A ce sujet, il ne faut délaisser aucun support, ni les petits ni les gros, et surtout pas l'Internet. La toile fait naître les rumeurs dans une surenchère parfois incroyable et incontrôlable de l'information. Ennemi numéro un de la communication d'entreprise, le Net peut aussi devenir une arme redoutable pour lutter contre une crise. Chez Financial Dynamics, Nina Mitz renchérit : « il faut faire de la pédagogie. Il est difficile sur Internet de taire une rumeur multiforme et anonyme, mais le moyen de contrer une fausse information, c'est de transmettre la bonne info de la manière la plus transparente possible. Ce serait une erreur et une faiblesse de ne pas tenir compte du potentiel du Net. » Le réseau offre de nouvelles possibilités en matière de communication de crise, notamment grâce à l'existence, insoupçonnée, de sites « invisibles » de réponses spécifiques, préconçus, prêts à servir et à être activé en cas de problème majeur.

Difficile au final d'établir une typologie des crises et des moyens à mettre en ½uvre pour les contrer. Intéressons-nous plutôt à un exemple concret.

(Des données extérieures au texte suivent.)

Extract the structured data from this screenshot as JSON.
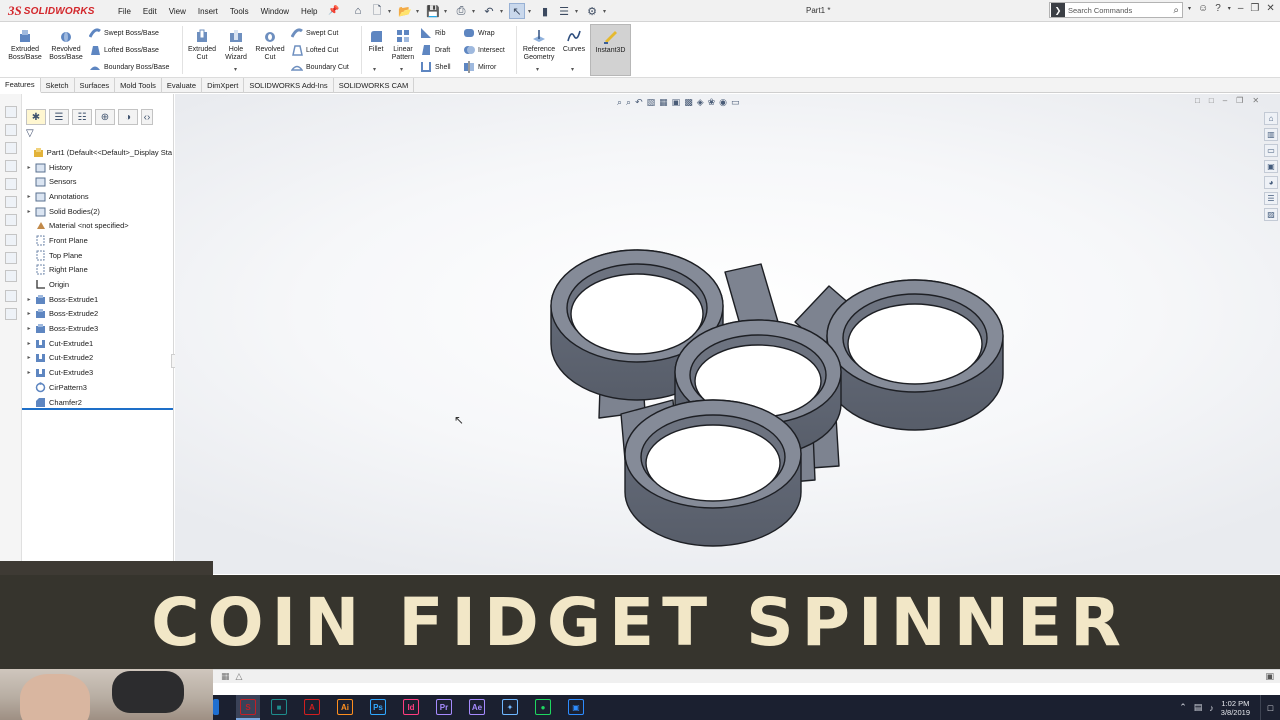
{
  "app": {
    "logo_ds": "3S",
    "logo_text": "SOLIDWORKS",
    "document_title": "Part1 *"
  },
  "menu": [
    "File",
    "Edit",
    "View",
    "Insert",
    "Tools",
    "Window",
    "Help"
  ],
  "search": {
    "placeholder": "Search Commands"
  },
  "commands": {
    "extruded_boss": "Extruded Boss/Base",
    "revolved_boss": "Revolved Boss/Base",
    "swept_boss": "Swept Boss/Base",
    "lofted_boss": "Lofted Boss/Base",
    "boundary_boss": "Boundary Boss/Base",
    "extruded_cut": "Extruded Cut",
    "hole_wizard": "Hole Wizard",
    "revolved_cut": "Revolved Cut",
    "swept_cut": "Swept Cut",
    "lofted_cut": "Lofted Cut",
    "boundary_cut": "Boundary Cut",
    "fillet": "Fillet",
    "linear_pattern": "Linear Pattern",
    "rib": "Rib",
    "draft": "Draft",
    "shell": "Shell",
    "wrap": "Wrap",
    "intersect": "Intersect",
    "mirror": "Mirror",
    "reference_geometry": "Reference Geometry",
    "curves": "Curves",
    "instant3d": "Instant3D"
  },
  "tabs": [
    "Features",
    "Sketch",
    "Surfaces",
    "Mold Tools",
    "Evaluate",
    "DimXpert",
    "SOLIDWORKS Add-Ins",
    "SOLIDWORKS CAM"
  ],
  "tree": [
    {
      "label": "Part1  (Default<<Default>_Display Sta",
      "expand": false,
      "icon": "part-icon"
    },
    {
      "label": "History",
      "expand": true,
      "icon": "folder-icon"
    },
    {
      "label": "Sensors",
      "expand": false,
      "icon": "folder-icon"
    },
    {
      "label": "Annotations",
      "expand": true,
      "icon": "folder-icon"
    },
    {
      "label": "Solid Bodies(2)",
      "expand": true,
      "icon": "folder-icon"
    },
    {
      "label": "Material <not specified>",
      "expand": false,
      "icon": "material-icon"
    },
    {
      "label": "Front Plane",
      "expand": false,
      "icon": "plane-icon"
    },
    {
      "label": "Top Plane",
      "expand": false,
      "icon": "plane-icon"
    },
    {
      "label": "Right Plane",
      "expand": false,
      "icon": "plane-icon"
    },
    {
      "label": "Origin",
      "expand": false,
      "icon": "origin-icon"
    },
    {
      "label": "Boss-Extrude1",
      "expand": true,
      "icon": "extrude-icon"
    },
    {
      "label": "Boss-Extrude2",
      "expand": true,
      "icon": "extrude-icon"
    },
    {
      "label": "Boss-Extrude3",
      "expand": true,
      "icon": "extrude-icon"
    },
    {
      "label": "Cut-Extrude1",
      "expand": true,
      "icon": "cut-icon"
    },
    {
      "label": "Cut-Extrude2",
      "expand": true,
      "icon": "cut-icon"
    },
    {
      "label": "Cut-Extrude3",
      "expand": true,
      "icon": "cut-icon"
    },
    {
      "label": "CirPattern3",
      "expand": false,
      "icon": "pattern-icon"
    },
    {
      "label": "Chamfer2",
      "expand": false,
      "icon": "chamfer-icon"
    }
  ],
  "banner": {
    "text": "COIN FIDGET SPINNER"
  },
  "taskbar": {
    "time": "1:02 PM",
    "date": "3/8/2019",
    "apps": [
      {
        "label": "S",
        "color": "#c21f26",
        "name": "solidworks-app-icon"
      },
      {
        "label": "■",
        "color": "#1e8c8c",
        "name": "app-teal-icon"
      },
      {
        "label": "A",
        "color": "#d21f1f",
        "name": "acrobat-app-icon"
      },
      {
        "label": "Ai",
        "color": "#ff8f1f",
        "name": "illustrator-app-icon"
      },
      {
        "label": "Ps",
        "color": "#30a8ff",
        "name": "photoshop-app-icon"
      },
      {
        "label": "Id",
        "color": "#ff3d7f",
        "name": "indesign-app-icon"
      },
      {
        "label": "Pr",
        "color": "#a68bff",
        "name": "premiere-app-icon"
      },
      {
        "label": "Ae",
        "color": "#a68bff",
        "name": "aftereffects-app-icon"
      },
      {
        "label": "✦",
        "color": "#6fb7ff",
        "name": "app-blue-icon"
      },
      {
        "label": "●",
        "color": "#1ed760",
        "name": "spotify-app-icon"
      },
      {
        "label": "▣",
        "color": "#2d8cff",
        "name": "app-lightblue-icon"
      }
    ]
  }
}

La preuve par boeuf : le cas Buffalo Grill

Fin 2002. Au départ, peu de choses : quelques allégations d'anciens salariés qui soutiennent que leur employeur a importé de la viande britannique pendant l'embargo, les restes d'une étiquette et un mail assassin. Pourtant la tourmente qui étouffe rapidement Buffalo donne l'impression que la cause est grave et qu'elle met en danger la population. La disproportion entre les faits et le discours n'étonne guère. Les conditions propices à un tel déchaînement étaient là : souvenir de la crise de la vache folle, anxiété alimentaire, une enseigne de restauration grand public et surtout, le vide abyssal de l'actualité de fin d'année. On s'aperçoit à ce moment qu'il y a bien des médias de cérémonies et des médias de crises. Avides d'infos fraîches et de viande qui l'est moins, ils bouleversent la donne et pulvérisent la légitimité de la maison à tête de buffle.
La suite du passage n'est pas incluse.